By Anush Mkrtchian
YEREVAN (Azatutyun) — A US lawyer representing Armenian businessman and philanthropist Ruben Vardanyan warned on Thursday, June 12, that he and 22 other Armenians will remain imprisoned in Azerbaijan unless Yerevan presses for their release in peace talks with Baku.
Jared Genser pointed out that a draft Armenian-Azerbaijan peace treaty finalized in March reportedly does not address the fate of the prisoners and instead commits the two sides to withdrawing their international lawsuits filed against each other.
“What that means is that if the prisoners are not released by then, simultaneously with the signing of the treaty, he [Prime Minister Nikol Pashinyan] won’t be able to raise the issue of prisoners going forward,” he told RFE/RL’s Armenian Service in Yerevan. “And what that means is that they will be trapped in Azerbaijan, with [Azerbaijani President Ilham] Aliyev being able to do what he wants.”
Like Armenian opposition leaders and other domestic critics of Pashinyan, Genser earlier accused Yerevan of doing little to try to have the prisoners freed. Pashinyan has said that his government will make only “proportionate” and “reasonable” efforts for that purpose. He has claimed that Yerevan will harm the prisoners if it acts more forcefully. His detractors say that he is simply afraid of angering Baku.
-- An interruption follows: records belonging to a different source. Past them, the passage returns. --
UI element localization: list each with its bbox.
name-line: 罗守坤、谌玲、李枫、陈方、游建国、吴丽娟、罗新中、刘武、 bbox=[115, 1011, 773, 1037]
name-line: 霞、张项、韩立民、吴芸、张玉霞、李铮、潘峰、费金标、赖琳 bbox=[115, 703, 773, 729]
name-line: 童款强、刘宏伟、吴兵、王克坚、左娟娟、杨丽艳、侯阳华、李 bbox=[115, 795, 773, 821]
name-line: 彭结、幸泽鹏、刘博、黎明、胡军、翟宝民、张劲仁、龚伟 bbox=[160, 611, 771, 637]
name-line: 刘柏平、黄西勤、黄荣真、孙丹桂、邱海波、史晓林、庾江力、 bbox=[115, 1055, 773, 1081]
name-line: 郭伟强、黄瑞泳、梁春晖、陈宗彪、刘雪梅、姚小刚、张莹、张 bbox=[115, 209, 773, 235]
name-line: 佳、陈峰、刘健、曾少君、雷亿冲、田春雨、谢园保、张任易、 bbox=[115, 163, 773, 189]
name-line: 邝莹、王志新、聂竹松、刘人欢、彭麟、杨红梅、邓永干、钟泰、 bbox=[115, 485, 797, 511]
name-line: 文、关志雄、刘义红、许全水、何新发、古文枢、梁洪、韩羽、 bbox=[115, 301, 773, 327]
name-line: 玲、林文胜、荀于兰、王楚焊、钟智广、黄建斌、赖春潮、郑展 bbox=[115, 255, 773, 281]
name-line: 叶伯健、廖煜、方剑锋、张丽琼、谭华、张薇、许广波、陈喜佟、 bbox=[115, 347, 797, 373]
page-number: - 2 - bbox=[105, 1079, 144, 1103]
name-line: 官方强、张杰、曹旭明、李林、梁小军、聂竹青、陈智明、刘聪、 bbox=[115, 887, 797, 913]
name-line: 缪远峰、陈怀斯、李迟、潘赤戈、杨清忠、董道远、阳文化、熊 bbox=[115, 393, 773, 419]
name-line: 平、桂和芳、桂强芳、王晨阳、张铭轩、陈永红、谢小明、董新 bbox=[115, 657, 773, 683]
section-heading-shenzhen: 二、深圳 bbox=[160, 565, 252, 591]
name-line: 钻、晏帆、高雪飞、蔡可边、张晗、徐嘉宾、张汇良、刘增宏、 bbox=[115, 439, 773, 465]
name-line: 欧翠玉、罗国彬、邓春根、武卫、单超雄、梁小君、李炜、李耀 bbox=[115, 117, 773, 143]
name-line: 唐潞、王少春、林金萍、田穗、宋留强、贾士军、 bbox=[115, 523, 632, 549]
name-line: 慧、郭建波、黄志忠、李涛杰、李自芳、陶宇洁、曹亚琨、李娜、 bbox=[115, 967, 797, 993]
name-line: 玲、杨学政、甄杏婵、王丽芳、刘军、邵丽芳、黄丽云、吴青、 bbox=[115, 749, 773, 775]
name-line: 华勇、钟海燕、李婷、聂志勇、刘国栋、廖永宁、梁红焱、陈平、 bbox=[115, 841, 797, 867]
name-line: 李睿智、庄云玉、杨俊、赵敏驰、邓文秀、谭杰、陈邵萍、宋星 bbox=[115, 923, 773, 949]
Vardanyan and seven other prisoners are former leaders of Nagorno-Karabakh who were captured by Azerbaijan during or shortly after its September 2023 military offensive that forced Karabakh’s entire population to flee to Armenia and restored Azerbaijani control over the region. They went on trial in January together with eight other Karabakh Armenians, facing a long list of charges, including genocide and war crimes.